THE rise of ride-sharing services in the Philippines does not come as a surprise to me, especially in Metro Manila where many people commute to and from work. In 2013, Metro Manila was recognized as one of the 20 largest megacities in the world. It is reported to have a night-time population of 11.8 million and an estimated daytime population of 16 million. Many of those working in the Makati and Quezon City areas live at the opposite ends of EDSA, even as far as Bulacan, Cavite, Laguna, and Rizal. In consequence, there are massive daily movements that clog major roads.
The wave of support from the commuting public for ride-sharing services like Uber and Grab reflects the need for better service and security in the current transport system. However, the challenge goes beyond which mode of transport is more preferred. We need to look at all possible options and we need all of them to be efficient, if the goal is to move millions of people in and out of Metro Manila.
The supply and demand of transportation
When we talk about transportation supply, we refer to the different modes of urban transportation systems, including: walking, biking, mass transportation (e.g. buses, ferries, and commuter rail transit, among others), and last are private cars. Transport modes also include heavy rail transit, trucks, and industrial water transport for the movement of goods, which also have significant impact on our economy.
On the other hand, when we talk about the demand side of transportation we are referring to the total need for mobility, kind of use of mobility (leisure, fast-paced, exercise, etc.), and traffic impact of existing land use and zoning.

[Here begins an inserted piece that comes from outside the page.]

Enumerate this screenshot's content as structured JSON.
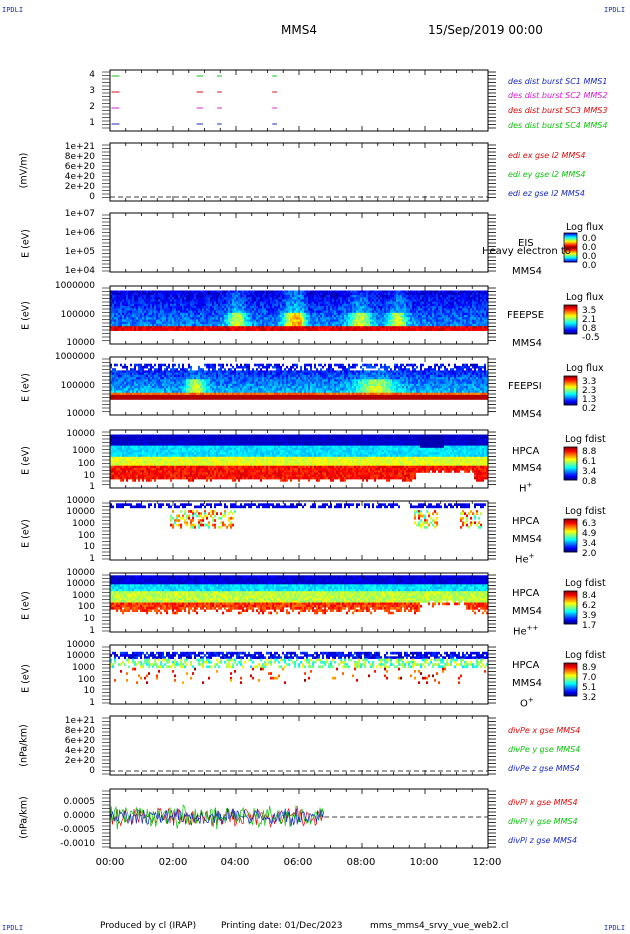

There is a need to understand first what the demand side of transportation is. The truth is, even ride-sharing services contribute to traffic because it only allows one to six passengers at a time, as compared to high-capacity vehicles like buses and trains, which means we will need more ride-sharing vehicles on the road in order to move more people. In order to improve the mobility in Metro Manila, there is a need to balance both transportation supply and transportation demand. It cannot be one over the other.
Land use and zoning issues
When an employee needs to travel three hours just to go to work, in the eyes of an urban planner, this is a big problem. There are two general insights from this: He is priced out and cannot afford to live nearer his work, and it is the best work he could find because his locality does not offer that same opportunity. If we multiply this sentiment to a million more people, we will see the reality of citizens from Bulacan and Laguna traveling all the way to Quezon City and Makati to work. And even those from Quezon City and other parts of Metro Manila, travel back and forth to Makati. The result is dreadful traffic all over the metropolis.

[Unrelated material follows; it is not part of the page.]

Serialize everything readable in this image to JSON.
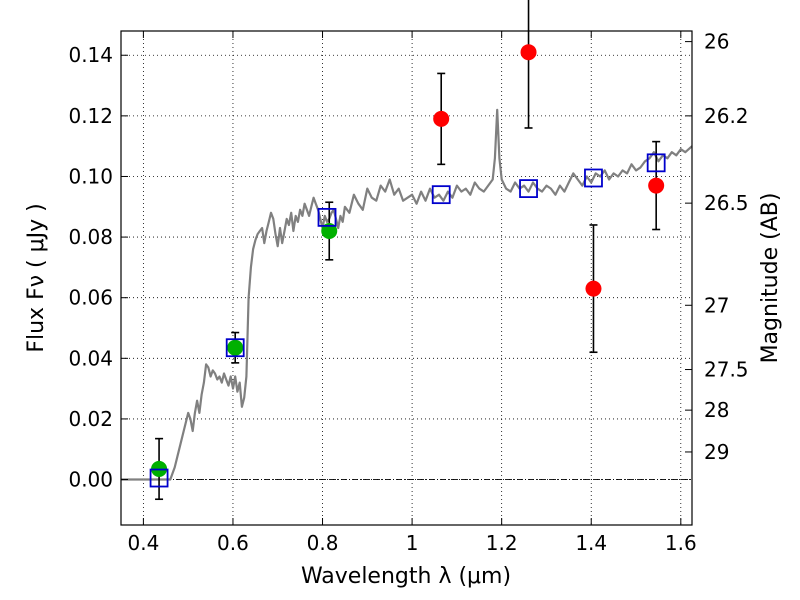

If we look at our city from a bird’s eye view, we still see the segregation of social classes. The rich live within gated communities near the central business districts while the average employee lives much farther from places of work.
From 1989, Makati CBD increased densities, floor area ratios, and building heights four times. However, it has not increased the access, transportation, and parking capacities four times. Some of the gated communities have not opened their gates to share their underutilized roads to pedestrians, bicycles, and motorists to alleviate the congestion of EDSA and improve access to and from Makati CBD. The same seems to be happening at the Ortigas Center, surrounded by gated communities for the rich.

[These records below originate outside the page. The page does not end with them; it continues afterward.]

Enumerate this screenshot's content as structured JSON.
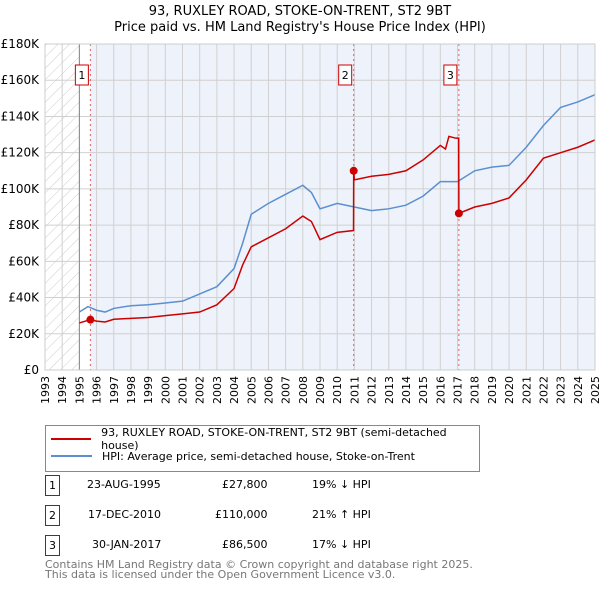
{
  "title": "93, RUXLEY ROAD, STOKE-ON-TRENT, ST2 9BT",
  "subtitle": "Price paid vs. HM Land Registry's House Price Index (HPI)",
  "chart_data": {
    "type": "line",
    "xlim": [
      1993,
      2025
    ],
    "ylim": [
      0,
      180000
    ],
    "x_ticks": [
      "1993",
      "1994",
      "1995",
      "1996",
      "1997",
      "1998",
      "1999",
      "2000",
      "2001",
      "2002",
      "2003",
      "2004",
      "2005",
      "2006",
      "2007",
      "2008",
      "2009",
      "2010",
      "2011",
      "2012",
      "2013",
      "2014",
      "2015",
      "2016",
      "2017",
      "2018",
      "2019",
      "2020",
      "2021",
      "2022",
      "2023",
      "2024",
      "2025"
    ],
    "y_ticks": [
      {
        "v": 0,
        "label": "£0"
      },
      {
        "v": 20000,
        "label": "£20K"
      },
      {
        "v": 40000,
        "label": "£40K"
      },
      {
        "v": 60000,
        "label": "£60K"
      },
      {
        "v": 80000,
        "label": "£80K"
      },
      {
        "v": 100000,
        "label": "£100K"
      },
      {
        "v": 120000,
        "label": "£120K"
      },
      {
        "v": 140000,
        "label": "£140K"
      },
      {
        "v": 160000,
        "label": "£160K"
      },
      {
        "v": 180000,
        "label": "£180K"
      }
    ],
    "series": [
      {
        "name": "93, RUXLEY ROAD, STOKE-ON-TRENT, ST2 9BT (semi-detached house)",
        "color": "#cc0000",
        "x": [
          1995,
          1995.64,
          1996,
          1996.5,
          1997,
          1998,
          1999,
          2000,
          2001,
          2002,
          2003,
          2004,
          2004.5,
          2005,
          2006,
          2007,
          2008,
          2008.5,
          2009,
          2010,
          2010.95,
          2010.96,
          2011,
          2012,
          2013,
          2014,
          2015,
          2016,
          2016.3,
          2016.5,
          2016.9,
          2017.07,
          2017.08,
          2018,
          2019,
          2020,
          2021,
          2022,
          2023,
          2024,
          2025
        ],
        "y": [
          26000,
          27800,
          27000,
          26500,
          28000,
          28500,
          29000,
          30000,
          31000,
          32000,
          36000,
          45000,
          58000,
          68000,
          73000,
          78000,
          85000,
          82000,
          72000,
          76000,
          77000,
          110000,
          105000,
          107000,
          108000,
          110000,
          116000,
          124000,
          122000,
          129000,
          128000,
          128000,
          86500,
          90000,
          92000,
          95000,
          105000,
          117000,
          120000,
          123000,
          127000
        ]
      },
      {
        "name": "HPI: Average price, semi-detached house, Stoke-on-Trent",
        "color": "#5b8fd0",
        "x": [
          1995,
          1995.5,
          1996,
          1996.5,
          1997,
          1998,
          1999,
          2000,
          2001,
          2002,
          2003,
          2004,
          2004.5,
          2005,
          2006,
          2007,
          2008,
          2008.5,
          2009,
          2010,
          2011,
          2012,
          2013,
          2014,
          2015,
          2016,
          2017,
          2018,
          2019,
          2020,
          2021,
          2022,
          2023,
          2024,
          2025
        ],
        "y": [
          32000,
          35000,
          33000,
          32000,
          34000,
          35500,
          36000,
          37000,
          38000,
          42000,
          46000,
          56000,
          70000,
          86000,
          92000,
          97000,
          102000,
          98000,
          89000,
          92000,
          90000,
          88000,
          89000,
          91000,
          96000,
          104000,
          104000,
          110000,
          112000,
          113000,
          123000,
          135000,
          145000,
          148000,
          152000
        ]
      }
    ],
    "sales": [
      {
        "n": "1",
        "x": 1995.64,
        "y": 27800
      },
      {
        "n": "2",
        "x": 2010.96,
        "y": 110000
      },
      {
        "n": "3",
        "x": 2017.08,
        "y": 86500
      }
    ]
  },
  "legend": {
    "property": "93, RUXLEY ROAD, STOKE-ON-TRENT, ST2 9BT (semi-detached house)",
    "hpi": "HPI: Average price, semi-detached house, Stoke-on-Trent"
  },
  "transactions": [
    {
      "n": "1",
      "date": "23-AUG-1995",
      "price": "£27,800",
      "hpi": "19% ↓ HPI"
    },
    {
      "n": "2",
      "date": "17-DEC-2010",
      "price": "£110,000",
      "hpi": "21% ↑ HPI"
    },
    {
      "n": "3",
      "date": "30-JAN-2017",
      "price": "£86,500",
      "hpi": "17% ↓ HPI"
    }
  ],
  "footer": [
    "Contains HM Land Registry data © Crown copyright and database right 2025.",
    "This data is licensed under the Open Government Licence v3.0."
  ]
}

This phenomenon is not unique to Metro Manila. It was also a major issue for London, New York, Singapore, Seoul, and Hong Kong back in the 1970s. In a forum on city planning that I attended in Boston in the late 1990s, it was shared with us participants that having big houses in the heart of the central business district takes away opportunity for families to live in the area. In the economics of supply and demand, as demand goes up but supply does not, then prices goes up. This is why real estate values in central business districts become very expensive. Having low-density residential development, and even low-density commercial development, greatly contributes to the scarcity of the housing stock. It pushes the real estate value to go up further, but diminishes the supply.
In a gated subdivision at the heart of a central business district, one hectare of land can only accommodate large houses of four families. But by building higher and making it into a multi-family dwelling or condominium, one hectare of land can provide dwelling units for up to 200 families or even more.
Today, in the cities of London, New York, Singapore, and Hong Kong, central business districts discourage low-density development. The rich, even the politicians, rent condominiums, townhomes, apartments, and build their big houses in the suburbs.
Encouraging mixed-use and vertical urbanism prevents development from sprawling into green open spaces. Each building can accommodate more habitable spaces for families as well as integrating places to work, learn, shop, dine, play, and worship, among others. Even with Hong Kong’s density, preserving 70 percent of its land area as open and green space is possible because of more mixed-use and vertical developments.
By promoting a land use and zoning of mixed-use and vertical urbanism, there will be more options for affordable dwelling units near one’s place of work. This means less travel time and less dependence on cars. It is also easier to interconnect buildings with elevated walkways; and easier to implement intermodal and integrated mass-transportation systems. We also preserve green and open spaces as lungs of the city.
In future articles, I hope to share with you the recommendations on best practices and revolutionary ideas on transport and land use that I have put forward to the government, developers, and civil society.